DeepInteraction: 3D Object Detection via Modality Interaction
This work addresses a fundamental bottleneck in 3D object detection for autonomous driving by proposing a novel interaction strategy, showing significant performance gains.
The paper tackles the limitation of existing multi-modal fusion strategies in 3D object detection by introducing a modality interaction strategy that learns and maintains individual per-modality representations to exploit their unique characteristics, resulting in a method that surpasses prior arts by a large margin and ranks first on the nuScenes leaderboard.

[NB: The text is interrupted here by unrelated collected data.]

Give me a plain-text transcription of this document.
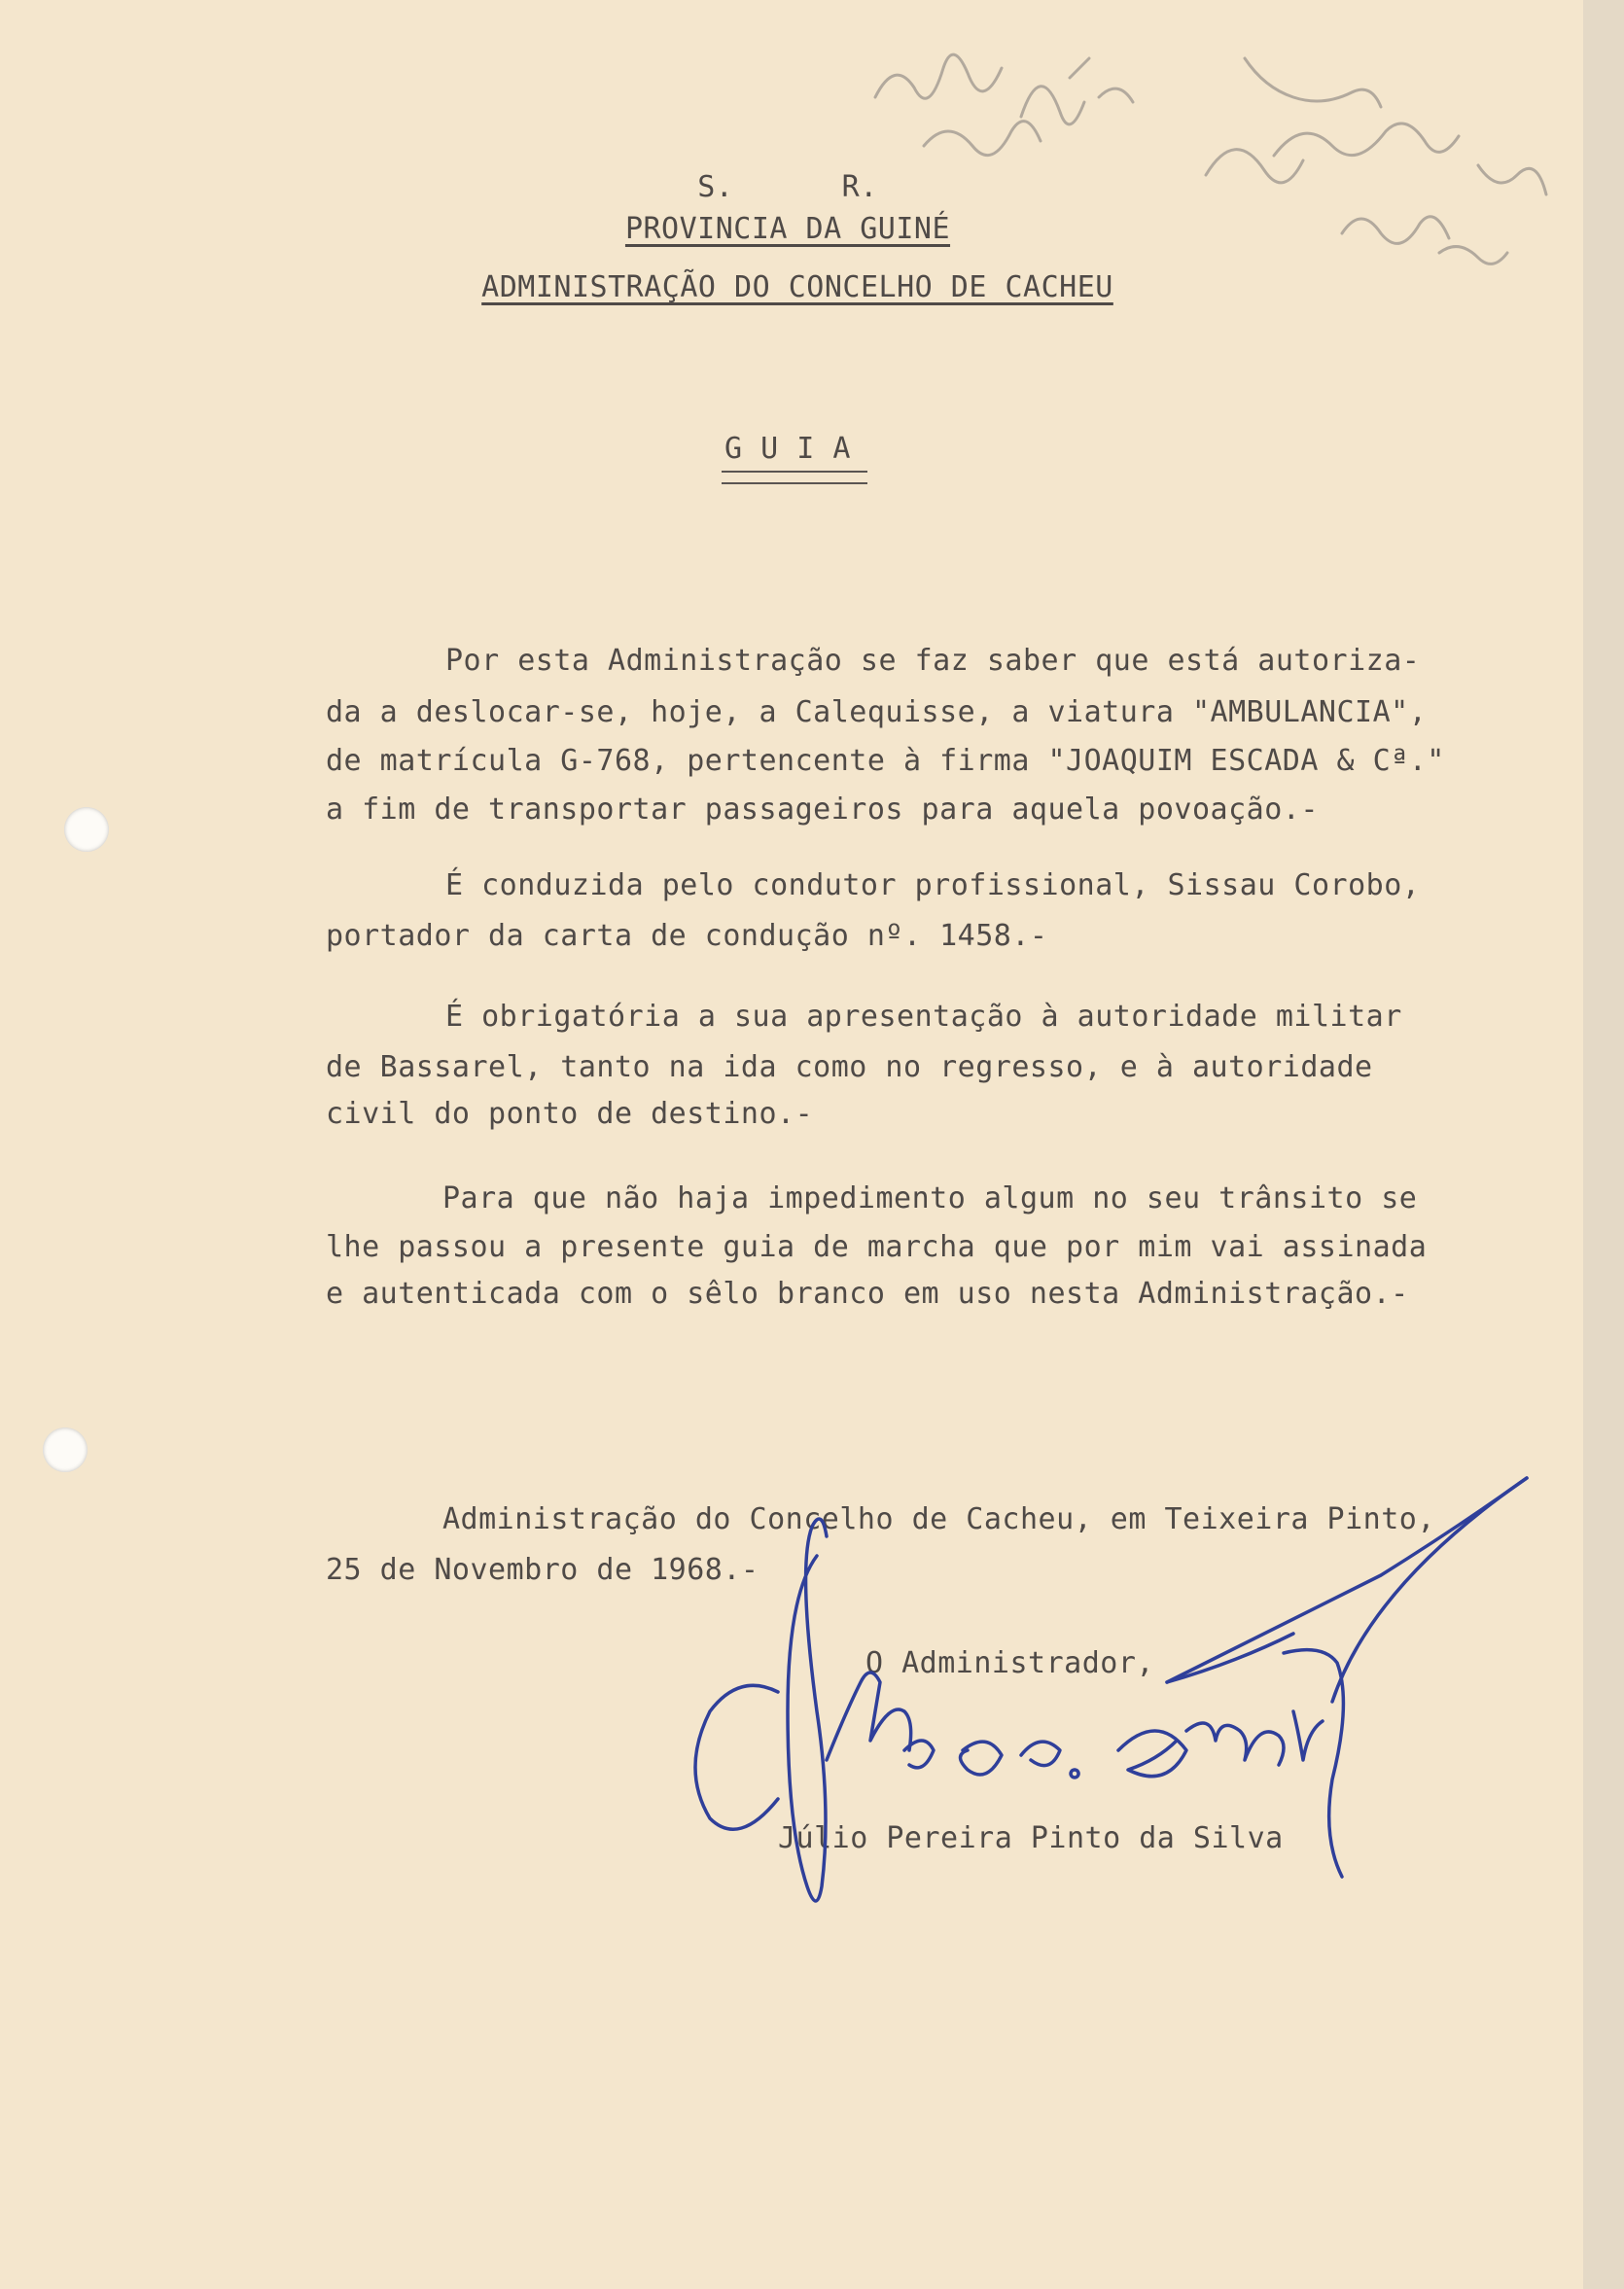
S.      R.
PROVINCIA DA GUINÉ
ADMINISTRAÇÃO DO CONCELHO DE CACHEU
G U I A
Por esta Administração se faz saber que está autoriza-
da a deslocar-se, hoje, a Calequisse, a viatura "AMBULANCIA",
de matrícula G-768, pertencente à firma "JOAQUIM ESCADA & Cª."
a fim de transportar passageiros para aquela povoação.-
É conduzida pelo condutor profissional, Sissau Corobo,
portador da carta de condução nº. 1458.-
É obrigatória a sua apresentação à autoridade militar
de Bassarel, tanto na ida como no regresso, e à autoridade
civil do ponto de destino.-
Para que não haja impedimento algum no seu trânsito se
lhe passou a presente guia de marcha que por mim vai assinada
e autenticada com o sêlo branco em uso nesta Administração.-
Administração do Concelho de Cacheu, em Teixeira Pinto,
25 de Novembro de 1968.-
O Administrador,
Júlio Pereira Pinto da Silva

Existing top-performance 3D object detectors typically rely on the multi-modal fusion strategy. This design is however fundamentally restricted due to overlooking the modality-specific useful information and finally hampering the model performance. To address this limitation, in this work we introduce a novel modality interaction strategy where individual per-modality representations are learned and maintained throughout for enabling their unique characteristics to be exploited during object detection. To realize this proposed strategy, we design a DeepInteraction architecture characterized by a multi-modal representational interaction encoder and a multi-modal predictive interaction decoder. Experiments on the large-scale nuScenes dataset show that our proposed method surpasses all prior arts often by a large margin. Crucially, our method is ranked at the first position at the highly competitive nuScenes object detection leaderboard.